The present invention is a computationally-efficient compensator for removing 
nonlinear distortion. The compensator operates in a digital post-compensation configuration for 
linearization of devices or systems such as analog-to-digital 
converters and RF 
receiver electronics. The compensator also operates in a digital pre-compensation configuration for 
linearization of devices or systems such as digital-to-analog 
converters, RF power amplifiers, and RF 
transmitter electronics. The compensator effectively removes 
nonlinear distortion in these systems in a computationally efficient hardware or 
software implementation by using one or more factored multi-rate Volterra filters. Volterra filters are efficiently factored into parallel FIR filters and only the filters with energy above a prescribed threshold are actually implemented, which significantly reduces the complexity while still providing accurate results. For extremely 
wideband applications, the multi-rate Volterra filters are implemented in a demultiplexed polyphase configuration which performs the filtering in parallel at a significantly reduced 
data rate.
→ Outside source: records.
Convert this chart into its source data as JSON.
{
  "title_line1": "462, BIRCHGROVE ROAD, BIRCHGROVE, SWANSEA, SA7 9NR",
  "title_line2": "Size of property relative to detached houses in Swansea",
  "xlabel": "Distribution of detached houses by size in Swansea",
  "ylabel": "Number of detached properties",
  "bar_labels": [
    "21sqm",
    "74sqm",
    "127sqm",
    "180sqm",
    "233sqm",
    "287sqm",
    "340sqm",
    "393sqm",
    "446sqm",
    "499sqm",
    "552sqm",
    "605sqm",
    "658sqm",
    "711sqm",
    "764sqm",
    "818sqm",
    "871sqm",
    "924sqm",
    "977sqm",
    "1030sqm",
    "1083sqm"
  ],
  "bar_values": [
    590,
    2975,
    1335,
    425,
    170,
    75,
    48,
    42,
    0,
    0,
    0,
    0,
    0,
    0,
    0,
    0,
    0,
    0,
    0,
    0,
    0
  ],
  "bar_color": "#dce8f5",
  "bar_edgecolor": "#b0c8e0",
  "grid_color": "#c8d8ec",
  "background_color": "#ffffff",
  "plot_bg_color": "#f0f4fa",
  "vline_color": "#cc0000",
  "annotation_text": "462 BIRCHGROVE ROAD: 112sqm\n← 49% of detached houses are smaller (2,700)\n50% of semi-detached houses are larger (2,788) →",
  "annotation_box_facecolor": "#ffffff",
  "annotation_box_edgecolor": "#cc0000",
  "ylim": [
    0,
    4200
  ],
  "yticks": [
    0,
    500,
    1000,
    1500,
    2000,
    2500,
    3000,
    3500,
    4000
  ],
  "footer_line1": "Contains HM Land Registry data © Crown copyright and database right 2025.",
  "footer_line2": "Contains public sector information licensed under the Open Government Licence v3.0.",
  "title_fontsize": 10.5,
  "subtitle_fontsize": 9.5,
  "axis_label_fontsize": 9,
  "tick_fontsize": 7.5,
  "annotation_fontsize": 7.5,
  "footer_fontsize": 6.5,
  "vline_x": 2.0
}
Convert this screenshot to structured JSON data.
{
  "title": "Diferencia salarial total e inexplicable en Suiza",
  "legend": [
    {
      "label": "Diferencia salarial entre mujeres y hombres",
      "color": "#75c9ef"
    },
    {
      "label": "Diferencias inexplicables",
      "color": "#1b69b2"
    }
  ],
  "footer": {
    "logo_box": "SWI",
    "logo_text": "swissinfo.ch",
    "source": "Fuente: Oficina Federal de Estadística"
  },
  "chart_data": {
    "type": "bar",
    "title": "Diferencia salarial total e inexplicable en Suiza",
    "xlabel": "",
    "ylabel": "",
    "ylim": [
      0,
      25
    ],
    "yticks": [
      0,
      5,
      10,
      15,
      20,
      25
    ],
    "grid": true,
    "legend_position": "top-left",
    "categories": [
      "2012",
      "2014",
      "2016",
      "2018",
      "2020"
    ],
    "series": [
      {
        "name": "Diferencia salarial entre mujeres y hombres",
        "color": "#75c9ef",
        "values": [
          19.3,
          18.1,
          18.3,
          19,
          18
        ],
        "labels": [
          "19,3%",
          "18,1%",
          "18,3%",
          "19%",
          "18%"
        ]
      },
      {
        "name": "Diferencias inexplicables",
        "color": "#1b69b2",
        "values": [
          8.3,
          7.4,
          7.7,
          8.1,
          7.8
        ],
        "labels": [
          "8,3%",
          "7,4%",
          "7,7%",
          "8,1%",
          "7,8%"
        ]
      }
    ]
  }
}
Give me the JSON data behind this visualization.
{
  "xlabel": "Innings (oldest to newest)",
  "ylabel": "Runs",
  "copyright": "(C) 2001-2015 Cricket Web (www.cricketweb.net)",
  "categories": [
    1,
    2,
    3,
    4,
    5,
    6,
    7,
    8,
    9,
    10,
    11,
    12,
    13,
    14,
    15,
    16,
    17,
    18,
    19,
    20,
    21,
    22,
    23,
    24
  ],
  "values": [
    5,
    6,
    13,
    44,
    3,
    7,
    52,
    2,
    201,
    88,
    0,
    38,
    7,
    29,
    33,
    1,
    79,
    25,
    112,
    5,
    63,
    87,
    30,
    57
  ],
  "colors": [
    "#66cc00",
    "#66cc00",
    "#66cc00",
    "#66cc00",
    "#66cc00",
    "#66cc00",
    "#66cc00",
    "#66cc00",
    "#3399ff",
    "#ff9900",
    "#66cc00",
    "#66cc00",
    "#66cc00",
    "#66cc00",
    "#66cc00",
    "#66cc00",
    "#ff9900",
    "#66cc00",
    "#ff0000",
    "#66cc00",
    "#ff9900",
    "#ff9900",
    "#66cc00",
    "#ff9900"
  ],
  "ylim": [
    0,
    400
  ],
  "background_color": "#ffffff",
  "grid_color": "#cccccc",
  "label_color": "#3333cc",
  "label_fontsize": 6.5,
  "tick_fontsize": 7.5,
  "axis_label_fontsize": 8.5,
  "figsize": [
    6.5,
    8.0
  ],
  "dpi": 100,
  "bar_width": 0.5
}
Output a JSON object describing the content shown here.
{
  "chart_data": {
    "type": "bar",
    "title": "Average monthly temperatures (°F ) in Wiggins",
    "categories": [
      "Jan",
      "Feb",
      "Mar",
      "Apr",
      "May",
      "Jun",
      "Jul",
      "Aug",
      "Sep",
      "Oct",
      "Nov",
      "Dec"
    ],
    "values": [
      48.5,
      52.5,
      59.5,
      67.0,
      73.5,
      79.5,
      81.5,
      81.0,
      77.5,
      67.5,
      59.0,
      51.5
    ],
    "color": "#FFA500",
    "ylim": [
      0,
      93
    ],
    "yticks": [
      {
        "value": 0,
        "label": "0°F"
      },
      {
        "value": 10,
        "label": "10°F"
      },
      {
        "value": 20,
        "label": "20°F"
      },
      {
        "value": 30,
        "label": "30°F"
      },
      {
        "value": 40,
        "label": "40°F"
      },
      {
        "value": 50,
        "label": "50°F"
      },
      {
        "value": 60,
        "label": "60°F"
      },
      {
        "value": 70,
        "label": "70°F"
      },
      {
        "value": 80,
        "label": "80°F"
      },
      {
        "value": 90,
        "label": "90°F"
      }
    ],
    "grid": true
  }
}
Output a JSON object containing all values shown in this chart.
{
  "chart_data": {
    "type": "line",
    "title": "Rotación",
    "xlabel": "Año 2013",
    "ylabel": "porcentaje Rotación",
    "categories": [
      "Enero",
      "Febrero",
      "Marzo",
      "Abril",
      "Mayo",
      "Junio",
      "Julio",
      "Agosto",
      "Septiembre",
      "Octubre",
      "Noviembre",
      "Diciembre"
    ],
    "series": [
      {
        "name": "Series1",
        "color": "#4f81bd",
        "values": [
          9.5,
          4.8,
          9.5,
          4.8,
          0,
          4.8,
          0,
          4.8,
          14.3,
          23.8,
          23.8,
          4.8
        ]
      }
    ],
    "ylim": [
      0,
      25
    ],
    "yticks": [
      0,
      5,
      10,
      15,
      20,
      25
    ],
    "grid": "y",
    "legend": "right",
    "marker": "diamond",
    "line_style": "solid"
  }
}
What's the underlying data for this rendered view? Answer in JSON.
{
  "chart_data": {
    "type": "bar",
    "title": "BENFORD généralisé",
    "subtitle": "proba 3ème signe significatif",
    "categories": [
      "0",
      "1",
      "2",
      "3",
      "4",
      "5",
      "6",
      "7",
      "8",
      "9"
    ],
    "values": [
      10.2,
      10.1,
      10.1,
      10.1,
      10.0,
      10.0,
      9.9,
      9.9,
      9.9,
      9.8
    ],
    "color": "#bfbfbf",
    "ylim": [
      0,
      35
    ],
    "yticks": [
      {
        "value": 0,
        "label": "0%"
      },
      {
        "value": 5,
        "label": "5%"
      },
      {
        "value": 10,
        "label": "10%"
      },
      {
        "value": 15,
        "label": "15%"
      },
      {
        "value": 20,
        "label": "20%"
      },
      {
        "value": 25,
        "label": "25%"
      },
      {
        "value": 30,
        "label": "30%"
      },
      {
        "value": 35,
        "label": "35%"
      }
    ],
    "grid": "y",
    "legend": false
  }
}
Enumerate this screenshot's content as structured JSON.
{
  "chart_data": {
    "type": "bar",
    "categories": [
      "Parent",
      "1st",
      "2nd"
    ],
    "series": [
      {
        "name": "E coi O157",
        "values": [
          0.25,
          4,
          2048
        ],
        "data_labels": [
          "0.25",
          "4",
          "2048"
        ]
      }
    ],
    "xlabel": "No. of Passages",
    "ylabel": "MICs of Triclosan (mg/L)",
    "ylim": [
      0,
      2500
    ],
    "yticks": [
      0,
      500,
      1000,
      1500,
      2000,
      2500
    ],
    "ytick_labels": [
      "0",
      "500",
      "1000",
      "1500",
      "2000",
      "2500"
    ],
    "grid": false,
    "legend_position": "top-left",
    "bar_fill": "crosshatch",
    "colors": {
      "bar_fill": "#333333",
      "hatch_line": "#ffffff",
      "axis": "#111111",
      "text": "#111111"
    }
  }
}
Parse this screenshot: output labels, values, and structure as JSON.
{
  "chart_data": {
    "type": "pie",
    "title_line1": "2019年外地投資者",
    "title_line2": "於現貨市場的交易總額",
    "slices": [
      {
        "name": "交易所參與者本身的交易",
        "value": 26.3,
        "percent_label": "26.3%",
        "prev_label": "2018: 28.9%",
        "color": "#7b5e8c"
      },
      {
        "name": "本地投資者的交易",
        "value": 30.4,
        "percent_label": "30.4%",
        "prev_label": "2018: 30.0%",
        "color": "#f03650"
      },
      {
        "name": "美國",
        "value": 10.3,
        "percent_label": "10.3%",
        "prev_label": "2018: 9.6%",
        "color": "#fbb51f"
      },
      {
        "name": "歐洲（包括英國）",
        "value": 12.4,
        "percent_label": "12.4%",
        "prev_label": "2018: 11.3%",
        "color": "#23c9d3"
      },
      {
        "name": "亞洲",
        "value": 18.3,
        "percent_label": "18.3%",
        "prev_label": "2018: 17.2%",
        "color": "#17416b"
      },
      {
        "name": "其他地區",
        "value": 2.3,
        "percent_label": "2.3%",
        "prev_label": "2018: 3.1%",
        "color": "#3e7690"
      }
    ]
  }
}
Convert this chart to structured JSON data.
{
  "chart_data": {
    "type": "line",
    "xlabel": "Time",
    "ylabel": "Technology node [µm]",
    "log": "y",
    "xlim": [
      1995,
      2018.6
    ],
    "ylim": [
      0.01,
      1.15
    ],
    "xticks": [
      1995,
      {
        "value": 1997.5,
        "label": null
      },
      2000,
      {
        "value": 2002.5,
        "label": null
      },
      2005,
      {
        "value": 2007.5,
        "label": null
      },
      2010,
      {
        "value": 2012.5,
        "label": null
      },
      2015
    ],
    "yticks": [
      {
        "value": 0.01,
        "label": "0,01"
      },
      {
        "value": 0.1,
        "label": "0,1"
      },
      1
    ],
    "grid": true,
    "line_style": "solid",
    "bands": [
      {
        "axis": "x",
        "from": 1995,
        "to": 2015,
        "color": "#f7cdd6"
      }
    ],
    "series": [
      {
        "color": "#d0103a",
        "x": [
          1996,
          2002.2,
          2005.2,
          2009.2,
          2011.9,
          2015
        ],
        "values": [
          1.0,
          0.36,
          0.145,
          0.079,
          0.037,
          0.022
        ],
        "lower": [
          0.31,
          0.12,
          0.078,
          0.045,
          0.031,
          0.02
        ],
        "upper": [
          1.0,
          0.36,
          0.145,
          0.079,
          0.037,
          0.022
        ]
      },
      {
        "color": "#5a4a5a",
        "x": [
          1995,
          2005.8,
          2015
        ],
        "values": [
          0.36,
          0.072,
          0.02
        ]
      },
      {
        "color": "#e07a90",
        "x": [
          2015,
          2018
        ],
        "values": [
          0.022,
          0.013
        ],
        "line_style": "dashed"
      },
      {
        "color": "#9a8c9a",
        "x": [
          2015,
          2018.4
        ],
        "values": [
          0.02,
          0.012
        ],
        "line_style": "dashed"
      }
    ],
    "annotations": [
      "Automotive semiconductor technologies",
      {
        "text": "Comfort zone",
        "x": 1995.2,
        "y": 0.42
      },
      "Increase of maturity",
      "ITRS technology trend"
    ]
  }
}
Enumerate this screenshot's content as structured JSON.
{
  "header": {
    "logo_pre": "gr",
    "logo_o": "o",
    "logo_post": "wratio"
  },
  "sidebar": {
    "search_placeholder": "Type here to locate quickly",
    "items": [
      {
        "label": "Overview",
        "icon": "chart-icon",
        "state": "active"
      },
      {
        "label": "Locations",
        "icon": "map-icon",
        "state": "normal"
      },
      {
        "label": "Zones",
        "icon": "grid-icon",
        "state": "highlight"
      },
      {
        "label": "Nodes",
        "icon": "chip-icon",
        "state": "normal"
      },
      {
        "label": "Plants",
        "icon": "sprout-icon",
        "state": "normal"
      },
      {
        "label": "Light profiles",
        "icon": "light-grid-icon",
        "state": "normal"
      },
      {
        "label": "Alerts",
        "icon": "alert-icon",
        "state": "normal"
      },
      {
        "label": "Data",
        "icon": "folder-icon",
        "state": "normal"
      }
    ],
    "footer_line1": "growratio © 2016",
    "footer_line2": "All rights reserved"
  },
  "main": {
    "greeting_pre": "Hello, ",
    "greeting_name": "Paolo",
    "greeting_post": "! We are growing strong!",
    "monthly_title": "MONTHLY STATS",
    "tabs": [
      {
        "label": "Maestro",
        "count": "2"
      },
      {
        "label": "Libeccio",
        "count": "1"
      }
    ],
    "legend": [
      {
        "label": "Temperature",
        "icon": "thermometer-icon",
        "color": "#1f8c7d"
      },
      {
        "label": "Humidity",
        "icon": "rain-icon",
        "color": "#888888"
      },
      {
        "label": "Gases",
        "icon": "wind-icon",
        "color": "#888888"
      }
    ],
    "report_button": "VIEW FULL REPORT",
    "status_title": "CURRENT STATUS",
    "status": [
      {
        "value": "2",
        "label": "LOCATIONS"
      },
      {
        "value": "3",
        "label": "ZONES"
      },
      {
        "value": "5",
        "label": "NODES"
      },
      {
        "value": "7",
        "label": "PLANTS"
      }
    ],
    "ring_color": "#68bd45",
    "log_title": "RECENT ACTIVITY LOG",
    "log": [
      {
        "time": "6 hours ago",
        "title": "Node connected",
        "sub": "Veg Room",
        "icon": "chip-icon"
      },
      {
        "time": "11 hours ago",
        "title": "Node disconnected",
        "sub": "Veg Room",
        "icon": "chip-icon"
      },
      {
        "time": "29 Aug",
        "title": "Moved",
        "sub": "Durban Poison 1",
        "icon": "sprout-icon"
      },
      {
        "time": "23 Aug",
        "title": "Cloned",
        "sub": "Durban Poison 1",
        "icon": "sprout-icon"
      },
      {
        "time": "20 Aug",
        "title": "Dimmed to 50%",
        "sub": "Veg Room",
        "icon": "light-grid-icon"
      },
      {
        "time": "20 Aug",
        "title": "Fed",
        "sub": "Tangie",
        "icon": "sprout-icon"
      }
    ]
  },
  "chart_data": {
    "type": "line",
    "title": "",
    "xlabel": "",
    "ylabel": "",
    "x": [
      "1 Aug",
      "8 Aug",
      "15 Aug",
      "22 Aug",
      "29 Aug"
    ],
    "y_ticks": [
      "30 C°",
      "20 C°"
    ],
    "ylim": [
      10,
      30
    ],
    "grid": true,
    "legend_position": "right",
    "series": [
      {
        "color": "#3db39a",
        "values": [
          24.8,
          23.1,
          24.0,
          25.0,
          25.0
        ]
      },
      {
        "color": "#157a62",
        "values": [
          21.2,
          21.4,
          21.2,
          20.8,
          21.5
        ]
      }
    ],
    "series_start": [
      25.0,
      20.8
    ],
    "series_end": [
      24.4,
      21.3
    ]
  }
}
The compensator is calibrated with an 
algorithm that iteratively subtracts an 
error signal to converge to an effective compensation 
signal. The 
algorithm is repeated for a multiplicity of calibration signals, and the results are used with 
harmonic probing to accurately estimate the Volterra filter kernels. The compensator improves 
linearization processing performance while significantly reducing the computational complexity compared to a traditional nonlinear compensator.